É neste contexto de normalização da violência sexual e do assédio sobre as mulheres que frequentam ambientes recreativos noturnos que o projeto Sexism Free Night encontra a sua motivação. O projeto é levado a cabo pelo CEDH – Research Centre for Human Development da Universidade Católica Portuguesa , é financiado pelo programa POISE, Portugal 2020 e Fundo Social Europeu (POISE-03-4437-FSE-000127) e tem a parceria estratégica da Associação Kosmicare, do Observatório Noct@mbulas e da Câmara Municipal do Porto. Este projeto surge com o objetivo produzir conhecimento sobre as intersecções entre a violência sexual, a frequência de ambientes recreativos noturnos e o consumo de substâncias psicoativas entre pessoas que saem à noite em Portugal, intervindo com o objetivo de promover a criação de um roteiro de lazer noturno mais seguro e igualitário na cidade do Porto. Numa fase inicial este projeto procedeu ao diagnóstico da situação portuguesa no que se refere à experiência de situações de violência sexual por pessoas que frequentam ambientes de lazer noturno em Portugal. O questionário online utilizado foi traduzido e adaptado a partir do questionário originalmente concebido pelo projeto catalão Observatório Noctambul@s. Este instrumento permitiu a recolha de dados de uma amostra de n=550 participantes que partilharam connosco as suas experiências de vitimação, testemunho e agressão sexual em ambientes recreativos noturnos. Os resultados constituem não só um esforço pioneiro na caracterização deste fenómeno no nosso pais, como tornarão possível uma análise comparada com aquele outro contexto geográfico. Alguns dos resultados preliminares resultantes do instrumento estão já disponíveis através da criação de uma factsheet concebida especialmente para a disseminação de evidência mais saliente (imagem 1, ver no final do artigo), e comprovam que de facto as situações de violência sexual, principalmente as de baixa intensidade, são bastante expressivas e prevalentes nestes ambientes em Portugal.

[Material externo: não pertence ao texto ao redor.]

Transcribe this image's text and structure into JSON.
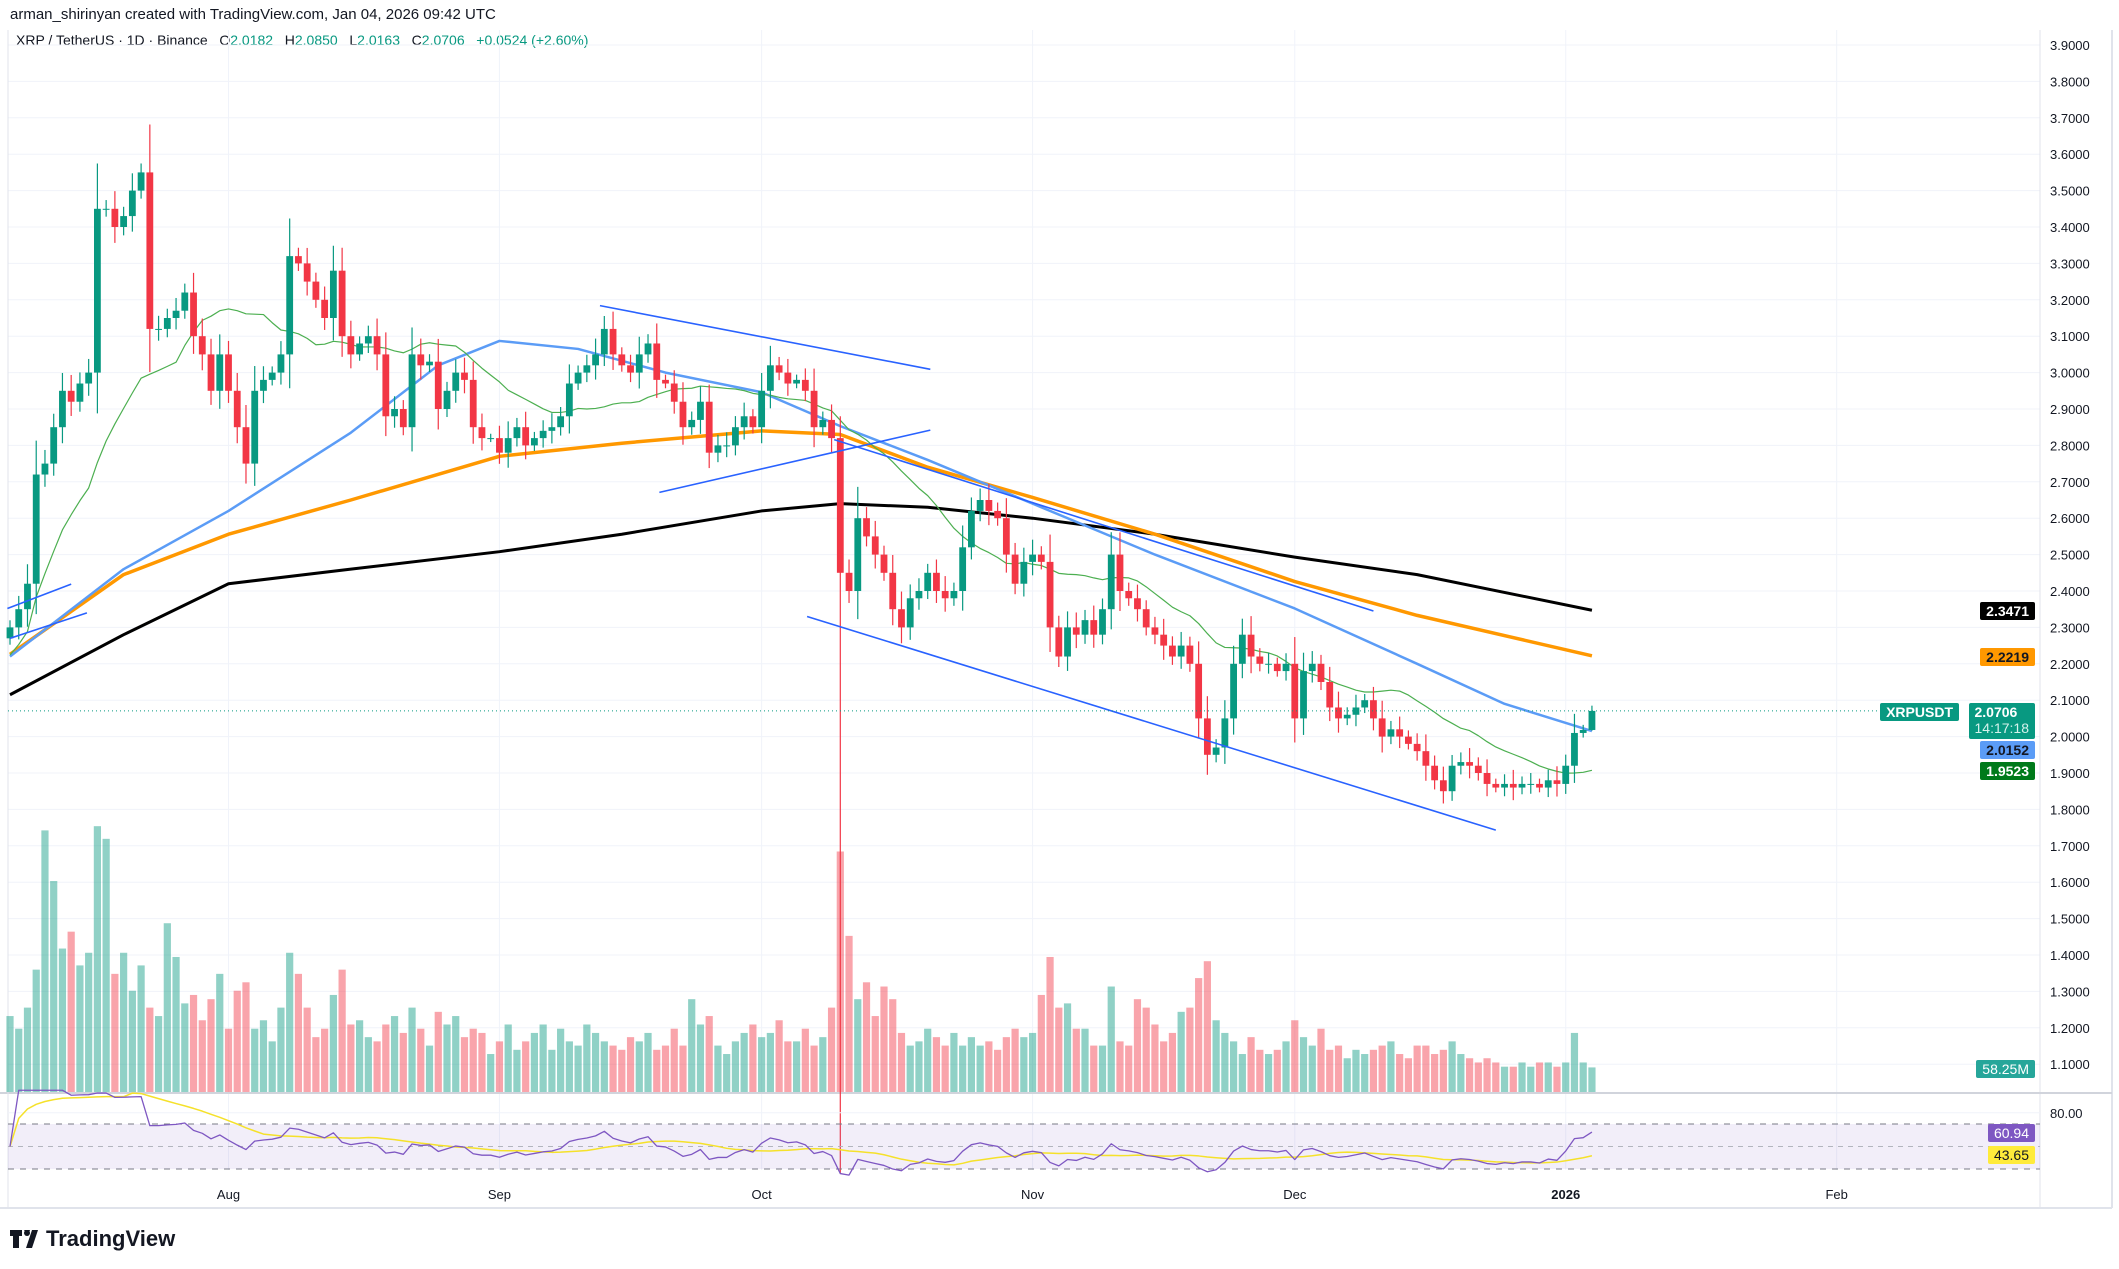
{
  "credit": "arman_shirinyan created with TradingView.com, Jan 04, 2026 09:42 UTC",
  "legend": {
    "symbol": "XRP / TetherUS · 1D · Binance",
    "o_label": "O",
    "o": "2.0182",
    "h_label": "H",
    "h": "2.0850",
    "l_label": "L",
    "l": "2.0163",
    "c_label": "C",
    "c": "2.0706",
    "change": "+0.0524 (+2.60%)"
  },
  "badges": {
    "ma_black": "2.3471",
    "ma_orange": "2.2219",
    "ticker": "XRPUSDT",
    "last_price": "2.0706",
    "countdown": "14:17:18",
    "ma_blue": "2.0152",
    "ma_green": "1.9523",
    "volume": "58.25M",
    "rsi": "60.94",
    "rsi_ma": "43.65"
  },
  "logo": "TradingView",
  "colors": {
    "up": "#089981",
    "down": "#f23645",
    "ma_black": "#000000",
    "ma_orange": "#ff9800",
    "ma_blue": "#5b9cf6",
    "ma_green": "#4caf50",
    "trend": "#2962ff",
    "rsi": "#7e57c2",
    "rsi_ma": "#f5e12a"
  },
  "chart_data": {
    "type": "candlestick",
    "title": "XRP / TetherUS · 1D · Binance",
    "ylim": [
      1.05,
      3.93
    ],
    "price_ticks": [
      "3.9000",
      "3.8000",
      "3.7000",
      "3.6000",
      "3.5000",
      "3.4000",
      "3.3000",
      "3.2000",
      "3.1000",
      "3.0000",
      "2.9000",
      "2.8000",
      "2.7000",
      "2.6000",
      "2.5000",
      "2.4000",
      "2.3000",
      "2.2000",
      "2.1000",
      "2.0000",
      "1.9000",
      "1.8000",
      "1.7000",
      "1.6000",
      "1.5000",
      "1.4000",
      "1.3000",
      "1.2000",
      "1.1000"
    ],
    "time_ticks": [
      {
        "label": "Aug",
        "day_index": 25
      },
      {
        "label": "Sep",
        "day_index": 56
      },
      {
        "label": "Oct",
        "day_index": 86
      },
      {
        "label": "Nov",
        "day_index": 117
      },
      {
        "label": "Dec",
        "day_index": 147
      },
      {
        "label": "2026",
        "day_index": 178
      },
      {
        "label": "Feb",
        "day_index": 209
      }
    ],
    "start_date": "Jul 07",
    "closes": [
      2.3,
      2.35,
      2.42,
      2.72,
      2.75,
      2.85,
      2.95,
      2.92,
      2.97,
      3.0,
      3.45,
      3.45,
      3.4,
      3.43,
      3.5,
      3.55,
      3.12,
      3.12,
      3.15,
      3.17,
      3.22,
      3.1,
      3.05,
      2.95,
      3.05,
      2.95,
      2.85,
      2.75,
      2.95,
      2.98,
      3.0,
      3.05,
      3.32,
      3.3,
      3.25,
      3.2,
      3.15,
      3.28,
      3.1,
      3.05,
      3.08,
      3.1,
      3.05,
      2.88,
      2.9,
      2.85,
      3.05,
      3.02,
      3.03,
      2.9,
      2.95,
      3.0,
      2.98,
      2.85,
      2.82,
      2.82,
      2.78,
      2.82,
      2.85,
      2.8,
      2.82,
      2.84,
      2.85,
      2.88,
      2.97,
      3.0,
      3.02,
      3.05,
      3.12,
      3.05,
      3.02,
      3.0,
      3.05,
      3.08,
      2.98,
      2.97,
      2.92,
      2.85,
      2.87,
      2.92,
      2.78,
      2.8,
      2.8,
      2.85,
      2.88,
      2.85,
      2.95,
      3.02,
      3.0,
      2.97,
      2.98,
      2.95,
      2.85,
      2.87,
      2.82,
      2.45,
      2.4,
      2.6,
      2.55,
      2.5,
      2.45,
      2.35,
      2.3,
      2.38,
      2.4,
      2.45,
      2.4,
      2.38,
      2.4,
      2.52,
      2.62,
      2.65,
      2.62,
      2.6,
      2.5,
      2.42,
      2.48,
      2.5,
      2.48,
      2.3,
      2.22,
      2.3,
      2.28,
      2.32,
      2.28,
      2.35,
      2.5,
      2.4,
      2.38,
      2.35,
      2.3,
      2.28,
      2.25,
      2.22,
      2.25,
      2.2,
      2.05,
      1.95,
      1.97,
      2.05,
      2.2,
      2.28,
      2.22,
      2.2,
      2.2,
      2.18,
      2.2,
      2.05,
      2.18,
      2.2,
      2.15,
      2.08,
      2.05,
      2.06,
      2.08,
      2.1,
      2.05,
      2.0,
      2.02,
      2.0,
      1.98,
      1.96,
      1.92,
      1.88,
      1.85,
      1.92,
      1.93,
      1.92,
      1.9,
      1.87,
      1.86,
      1.87,
      1.86,
      1.87,
      1.87,
      1.86,
      1.88,
      1.87,
      1.92,
      2.01,
      2.0182,
      2.0706
    ],
    "volumes_m": [
      180,
      150,
      200,
      290,
      620,
      500,
      340,
      380,
      300,
      330,
      630,
      600,
      280,
      330,
      240,
      300,
      200,
      180,
      400,
      320,
      210,
      230,
      170,
      220,
      280,
      150,
      240,
      260,
      150,
      170,
      120,
      200,
      330,
      280,
      200,
      130,
      150,
      230,
      290,
      160,
      170,
      130,
      120,
      160,
      180,
      140,
      200,
      150,
      110,
      190,
      160,
      180,
      130,
      150,
      140,
      90,
      120,
      160,
      100,
      120,
      140,
      160,
      100,
      150,
      120,
      110,
      160,
      140,
      120,
      110,
      100,
      130,
      120,
      140,
      100,
      110,
      150,
      110,
      220,
      160,
      180,
      110,
      90,
      120,
      140,
      160,
      130,
      140,
      170,
      120,
      120,
      150,
      110,
      130,
      200,
      570,
      370,
      220,
      260,
      180,
      250,
      220,
      140,
      110,
      120,
      150,
      130,
      110,
      140,
      110,
      130,
      110,
      120,
      100,
      130,
      150,
      130,
      140,
      230,
      320,
      200,
      210,
      150,
      150,
      110,
      110,
      250,
      120,
      110,
      220,
      200,
      160,
      120,
      140,
      190,
      200,
      270,
      310,
      170,
      140,
      120,
      90,
      130,
      100,
      90,
      100,
      120,
      170,
      130,
      110,
      150,
      100,
      110,
      80,
      100,
      90,
      100,
      110,
      120,
      90,
      80,
      110,
      110,
      90,
      100,
      120,
      90,
      80,
      70,
      80,
      70,
      60,
      60,
      70,
      60,
      70,
      70,
      60,
      70,
      140,
      70,
      58.25
    ],
    "last_bar": {
      "open": 2.0182,
      "high": 2.085,
      "low": 2.0163,
      "close": 2.0706
    },
    "wick_overrides": [
      {
        "day_index": 95,
        "low": 0.8,
        "high": 2.88
      }
    ],
    "moving_averages": [
      {
        "name": "ma_black",
        "points": [
          [
            0,
            2.115
          ],
          [
            13,
            2.28
          ],
          [
            25,
            2.42
          ],
          [
            39,
            2.46
          ],
          [
            56,
            2.508
          ],
          [
            70,
            2.556
          ],
          [
            86,
            2.62
          ],
          [
            95,
            2.64
          ],
          [
            105,
            2.63
          ],
          [
            117,
            2.6
          ],
          [
            131,
            2.556
          ],
          [
            147,
            2.493
          ],
          [
            161,
            2.445
          ],
          [
            181,
            2.3471
          ]
        ]
      },
      {
        "name": "ma_orange",
        "points": [
          [
            0,
            2.226
          ],
          [
            13,
            2.445
          ],
          [
            25,
            2.556
          ],
          [
            39,
            2.65
          ],
          [
            56,
            2.77
          ],
          [
            70,
            2.806
          ],
          [
            86,
            2.84
          ],
          [
            95,
            2.83
          ],
          [
            105,
            2.74
          ],
          [
            117,
            2.657
          ],
          [
            131,
            2.556
          ],
          [
            147,
            2.426
          ],
          [
            161,
            2.333
          ],
          [
            181,
            2.2219
          ]
        ]
      },
      {
        "name": "ma_blue",
        "points": [
          [
            0,
            2.22
          ],
          [
            13,
            2.46
          ],
          [
            25,
            2.62
          ],
          [
            39,
            2.835
          ],
          [
            49,
            3.02
          ],
          [
            56,
            3.087
          ],
          [
            65,
            3.065
          ],
          [
            75,
            3.0
          ],
          [
            86,
            2.946
          ],
          [
            95,
            2.853
          ],
          [
            105,
            2.76
          ],
          [
            117,
            2.64
          ],
          [
            131,
            2.5
          ],
          [
            147,
            2.352
          ],
          [
            161,
            2.2
          ],
          [
            171,
            2.09
          ],
          [
            181,
            2.0152
          ]
        ]
      }
    ],
    "sma_green_period": 20,
    "rsi_period": 14,
    "rsi_levels": {
      "upper": 70,
      "middle": 50,
      "lower": 30
    },
    "rsi_tick": "80.00",
    "trendlines": [
      {
        "from": [
          67.5,
          3.184
        ],
        "to": [
          105.3,
          3.009
        ]
      },
      {
        "from": [
          74.3,
          2.671
        ],
        "to": [
          105.3,
          2.842
        ]
      },
      {
        "from": [
          94.3,
          2.816
        ],
        "to": [
          156,
          2.345
        ]
      },
      {
        "from": [
          91.2,
          2.33
        ],
        "to": [
          170,
          1.743
        ]
      },
      {
        "from": [
          -0.3,
          2.352
        ],
        "to": [
          7,
          2.419
        ]
      },
      {
        "from": [
          0,
          2.27
        ],
        "to": [
          8.8,
          2.34
        ]
      }
    ]
  }
}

Uma maior liberdade sexual é confundida com disponibilidade sexual, acessibilidade, pelo que se justificam e legitimam formas de interação sexualizadas (com ou sem consentimento). Toques ou outros contactos sexuais de menor intensidade (por exemplo, roçar) tornam-se norma. E apesar de as mulheres aceitarem esses comportamentos como condição inevitável para a sua participação no lazer noturno, muitas vezes sentem-se zangadas e invadidas na sua privacidade
O este projeto uma proposta multicomponente que procura apoiar a transição para ambientes de lazer noturno mais seguros e igualitários com o objetivo de dar visibilidade aos/às empresários/as e produtores/as culturais que se apresentam comprometidos com a oferta de um lazer mais seguro e igualitário na noite da invicta. Neste processo afastamo-nos da abordagem tradicional que toma as mulheres como alvo das intervenções dirigidas a esta problemática e que acabam por reproduzir dinâmicas sexistas com a apologia de uma certa “moralidade de precaução” (Burges et al, 2009 citado por Gunby et al., 2016), e que assim se arriscam a promover a culpabilização da vítima, a promover a re-vitimização de quem já viveu a violência sexual, e que excluem sistematicamente a figura do agressor (Andric, 2012; Warren, 2015; Gunby et al., 2016) – o único responsável pelas situações de violência sexual. As metodologias selecionadas neste processo são todas elas de cariz participativo incluindo a educação informal, a educação não-formal e a prevenção ambiental (ou seja, a orientação para estratégias que visam a modificação dos ambientes culturais, sociais, físicos e económicos que podem influenciar os comportamentos individuais) (OEDT, 2011; Carvalho, 2016). Para oferecer ambientes de lazer noturno mais seguros e igualitários apostamos no envolvimento de empresários/as, trabalhadores/as, Dj e produtores/as culturais à ligados/as à diversão noturna com este objetivo de promover a transição para uma noite não-sexista. Nesse sentido vai ser feito um trabalho conjunto com os/as proprietários/as ou gerentes dos estabelecimentos de lazer noturno que aderiram a esta iniciativa de forma a que contemplem a igualdade de género e a prevenção da violência sexual nas suas políticas da casa, evitando o uso de conteúdos sexistas para a promoção dos seus eventos ou produtos. Paralelamente estão previstas ações de formação específicas, inspiradas em metodologias de intervenção bystander, que pretendem capacitar os/as profissionais (bartenders, seguranças, etc.) que trabalham nos estabelecimentos aderentes, para sinalizarem e intervirem/interromperem de forma não-violenta situações de assédio ou abuso sexual ou outros tipos de violência de género, promovendo-se também a implementação de um atendimento não-discriminatório.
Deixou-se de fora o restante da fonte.